Fatih Çıtlak Hoca, Mesnevi’den bahisle okuduğu beyitleri, Kur’an ayetleri ve hadisler eşliğinde açarken, sanki önceden anlaşmışız gibi, kalbimdeki sorulara cevaplar veriyor. Genele konuşuyor ama herkes kendi özelinde nasihatleniyor. Sohbetini sırlandırınca dervişler çıkageliyor.

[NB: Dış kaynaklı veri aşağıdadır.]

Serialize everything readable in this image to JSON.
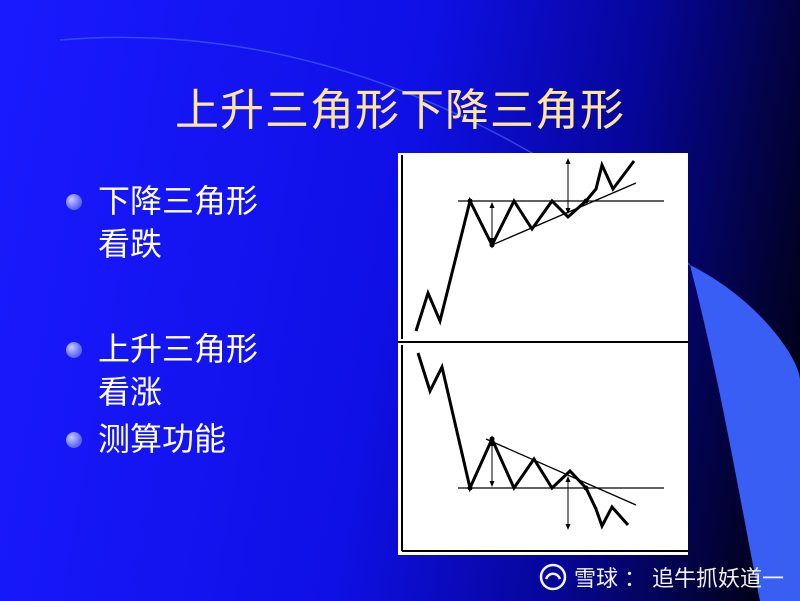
{
  "title": "上升三角形下降三角形",
  "bullets": [
    {
      "text": "下降三角形看跌"
    },
    {
      "text": "上升三角形看涨"
    },
    {
      "text": "测算功能"
    }
  ],
  "watermark": {
    "brand": "雪球",
    "separator": "：",
    "author": "追牛抓妖道一"
  },
  "colors": {
    "title": "#ffe79a",
    "text": "#ffffff",
    "background_start": "#1a1aff",
    "background_end": "#000000",
    "arc": "#3b63ff"
  }
}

Birer alçakgönüllü mum gibiler siyah uzun hırkaları içinde, elleri omuzlarında bağlı. Sanki “bu başlar bize emanet” dermişçesine, yere eğik nazarlarıyla parmak uçlarına basabasa... Kızıl postun üstünde duran reislerini, Güneş’i selamlayan yıldızlar gibi tek tek selamlayarak kendi ak postlarının üzerlerine sessizce çöküyorlar. Kuranı Kerim okunuyor, Naat’ı şerifle Hz. Peygamberimiz(s) selamlanıyor. Siyah hırkalarını çıkarınca bembeyaz pervanelere dönüşüyor dervişler. Onlara gözlerimi dikerek bakmaktan haya ediyorum, bazılarının rengi uçmuş, benzi küle dönmüş, nasıl bakarım bu aşk aynalarının simasına, gözüm yerlere düşüyor...

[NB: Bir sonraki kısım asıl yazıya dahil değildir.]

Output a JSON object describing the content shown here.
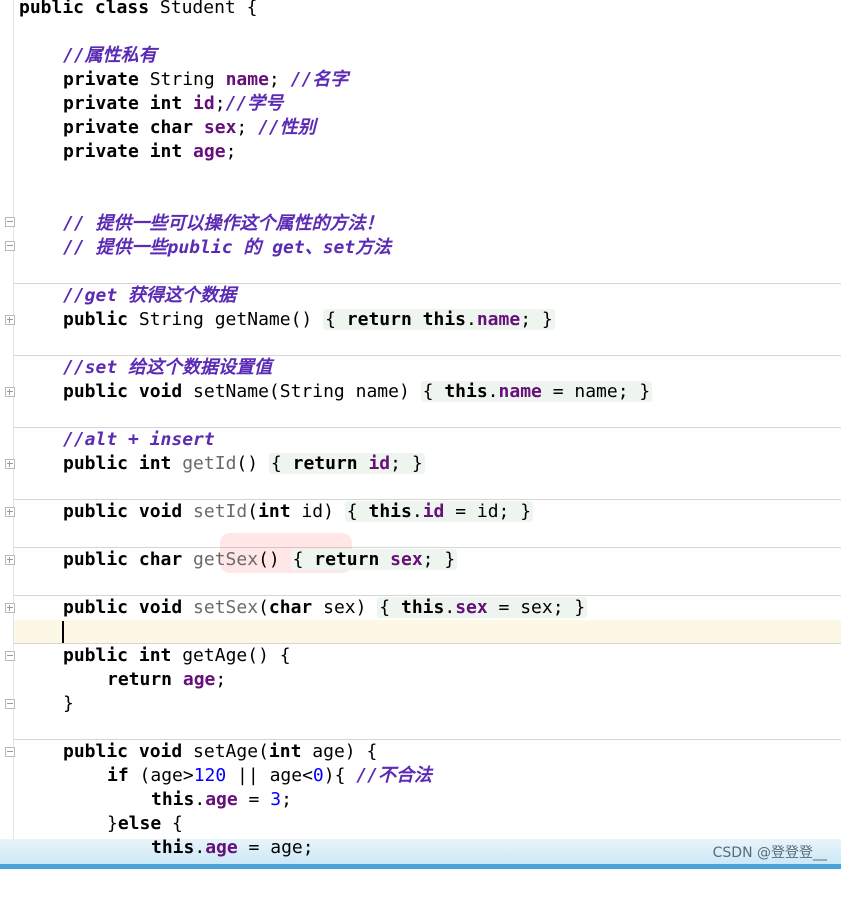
{
  "editor": {
    "class_decl": "public class Student {",
    "comments": {
      "attrs_private": "//属性私有",
      "name": "//名字",
      "id": "//学号",
      "sex": "//性别",
      "methods1": "// 提供一些可以操作这个属性的方法！",
      "methods2": "// 提供一些public 的 get、set方法",
      "get": "//get 获得这个数据",
      "set": "//set 给这个数据设置值",
      "alt": "//alt + insert",
      "illegal": "//不合法"
    },
    "fields": [
      {
        "mod": "private",
        "type": "String",
        "name": "name"
      },
      {
        "mod": "private",
        "type": "int",
        "name": "id"
      },
      {
        "mod": "private",
        "type": "char",
        "name": "sex"
      },
      {
        "mod": "private",
        "type": "int",
        "name": "age"
      }
    ],
    "methods": {
      "getName": {
        "sig": "public String getName()",
        "body": "return this.name;"
      },
      "setName": {
        "sig": "public void setName(String name)",
        "body": "this.name = name;"
      },
      "getId": {
        "sig": "public int getId()",
        "body": "return id;"
      },
      "setId": {
        "sig": "public void setId(int id)",
        "body": "this.id = id;"
      },
      "getSex": {
        "sig": "public char getSex()",
        "body": "return sex;"
      },
      "setSex": {
        "sig": "public void setSex(char sex)",
        "body": "this.sex = sex;"
      },
      "getAge": {
        "sig": "public int getAge() {",
        "body": "return age;",
        "close": "}"
      },
      "setAge": {
        "sig": "public void setAge(int age) {",
        "if_line": "if (age>120 || age<0){",
        "assign3": "this.age = 3;",
        "else_line": "}else {",
        "assign": "this.age = age;"
      }
    }
  },
  "watermark_text": "CSDN @登登登__"
}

İşte tam o esnada... “TAAK!” diye bir sesle irkiliyor herkes... Secde edercesine yüzüstü yere kapanıyor dervişler... O hali anlatamam size, sanki canımdan can uçuyormuş gibi geldi. Sanki ölmüşüm de kabre yatırmışlar beni, kalkmak doğrulmak istemişim de alnım “TAAK!” diye çarpıvermiş tahta merteklere... Ellerimle ağzımı kapatarak zoraki bastırıyorum kalbimden “HAK” diye kopan çığlığı. Ve dervişlerle birlikte önce ölüp, ardından da uyanıyormuşum gibi, bir gözyaşı devranına kapılışım...

Az evvel birer mum gibi duran aşıklar, aldıkları destur üzerine, birer aşk çarkına evriliyorlar. Yeni açan bir lale gibi kalplerinden fışkıran elleri göklere yükseliyor. Sonra sağ el, yağmuru beklercesine göğe açılırken, sol el dalları yere eğik bir ağaç gibi toprağa çevriliyor. Ve çark... Çarkıfelek döndükçe dönüyor, selam selam içinde, selam selamın etrafında pervane...

Ney sesiyle yanıp kavrulan bir çiçek yaprağı gibi göklere savruluyor insan, Kudüm sesiyle taak! diye yere çivileniyor ardından. Meşk boyunca yerle gök arasında gittik gittik geldik. Son selam kısmındaysa harikulade bir yağmur yağdı sanki.

Biz Kur’anı yüzünden okuyan avam kısmındanız. Ellerimiz nasırlı, sırtımız yük taşımaktan kahırlı. Kuranı Kerim’in hakikatine, Tevhide, Resulullah(s) sevgisine, Mümince kardeşliğe, İnsanca davete dair sabırlı bir tertip gerek. Özümüz topraktır bizim, şimdiyse insan olmak devridir, bu toprağın ruhuna ermek için.”Hz. İnsan”ı bulmak için Edep Kapısı’nı çalmak gerek. 

Tık tık tık... Kapıyı açar mısınız? Canımızı satmaya geldik, ah ki alan bulunmaz. Güzeli herkes alır. Kötüyü, eksiği, sabırsızı, hoyratı, lakin mahçubuysa, kim alır? “Kimsenin makbul bulmadığı şu garipler de bizim olsun” diyecek bir Kapı’yı sorarız.